For a Daivic person every result is due to karma phalam. I am reaping results of my own actions. Non-remembrance of action does not mean non-performance. I have to pay the price for my actions through Adhiyagnaha or Karmaphaladata.
Shloka # 5:
अन्तकाले च मामेव स्मरन्मुक्त्वा कलेवरम्।
यः प्रयाति स मद्भावं याति नास्त्यत्र संशयः।।8.5।।
At the end, whoso departs giving up his body, and remembering Me alone, proceeds to My status; of this there is no doubt.
In Shlokas 3 and 4 Sri Krishna has answered all six questions. Now he answers question # 7. The answer to this question is elaborately discussed till shloka # 28. In this answer he is introducing Ishwara Upasana as well. Ishwara, here is Saguna Ishwara. This god can be meditated upon. This Saguna Ishwara upasana gives two results depending on one’s motive and attitude.
Thus we have:
1) Sakama Saguna Ishwara upasana and
2) Nishkama Saguna Ishwara Upasana.
Saguna Upasana is for material benefits in this world, heaven or in another birth. It can also bestow miraculous powers. Many upsakas are sidhas. Upasana gives some people extraordinary powers. Such siddhas say, on a given day the deity enters them and he (siddha) is able to predict events and suggest parihara. Hundreds of sidhis are enumerated in the puranas, in bhagavatham, related to knowing the past, knowing the future etc., Countless sidhis are mentioned; all are the result of Sakama Saguna Ishwara Upasanam.

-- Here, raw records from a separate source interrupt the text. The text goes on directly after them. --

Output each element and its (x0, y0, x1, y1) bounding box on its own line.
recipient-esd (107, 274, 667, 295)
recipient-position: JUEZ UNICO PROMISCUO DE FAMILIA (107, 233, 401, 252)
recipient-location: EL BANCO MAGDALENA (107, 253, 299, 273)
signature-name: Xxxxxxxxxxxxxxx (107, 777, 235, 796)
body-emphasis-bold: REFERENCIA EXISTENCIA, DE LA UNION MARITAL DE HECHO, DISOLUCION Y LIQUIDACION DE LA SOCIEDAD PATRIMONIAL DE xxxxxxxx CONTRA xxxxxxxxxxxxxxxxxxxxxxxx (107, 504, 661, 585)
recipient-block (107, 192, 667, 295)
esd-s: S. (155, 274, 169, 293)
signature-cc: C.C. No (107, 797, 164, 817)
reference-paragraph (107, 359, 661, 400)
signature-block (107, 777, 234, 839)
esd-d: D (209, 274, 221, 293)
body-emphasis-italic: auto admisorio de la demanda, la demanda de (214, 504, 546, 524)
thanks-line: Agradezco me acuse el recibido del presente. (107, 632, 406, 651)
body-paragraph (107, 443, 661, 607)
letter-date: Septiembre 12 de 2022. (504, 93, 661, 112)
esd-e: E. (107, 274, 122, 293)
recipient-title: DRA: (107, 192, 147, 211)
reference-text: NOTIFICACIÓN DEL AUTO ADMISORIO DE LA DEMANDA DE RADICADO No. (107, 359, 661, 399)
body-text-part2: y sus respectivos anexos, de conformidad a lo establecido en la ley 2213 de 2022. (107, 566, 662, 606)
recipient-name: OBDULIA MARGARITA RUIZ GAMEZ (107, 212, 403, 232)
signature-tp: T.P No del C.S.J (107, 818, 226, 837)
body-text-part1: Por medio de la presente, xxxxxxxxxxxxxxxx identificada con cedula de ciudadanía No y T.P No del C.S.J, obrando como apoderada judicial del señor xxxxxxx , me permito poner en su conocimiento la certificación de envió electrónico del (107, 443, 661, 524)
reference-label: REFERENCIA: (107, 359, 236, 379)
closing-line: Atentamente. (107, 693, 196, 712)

Nishkama Saguna Ishwara Upasana: This upasana does not result in material benefits. It provides spiritual benefits.
Thus, one devotee prays: Oh Lord I am remembering you not for artha; not for kama; not for punyam; I am not interested in anyone of them; because I know they are all perishable in nature. I have got only one goal; and that is the spiritual goal called moksha or in religious language, God himself is my goal. I want to attain oneness with you.
This upsana requires Vairagyam. This Nishkama Upasana has two directions:
- One practices the upasana for a long time. He then becomes qualified for Gyanam. Gaining this gyanam in this life itself, he attains moksha, which is called sadyo mukthih.
Note: sadyo mukti means Infallible knowledge about one’s own identity with Brahman.
- A person continues in saguna upasana but is not able to come to nirguna upasana. He continues saguna upasana. At time of death he asks for moksha. He then goes to Brahma loka and gets gyanam there. This is Krama mukti.
- Thus we have presiding deities for every organ; all these presiding deities put together is called hiranyagarbha; that hiranyagarbha is called adhi daivam.
- The material world is known as adhibhutam.
- And therefore what is karma? Srishti karanam is Karma. Thus, present creation is a result of past creation.
- Scriptures say creation is not an accident. It is an incident caused by previous factors (karmas).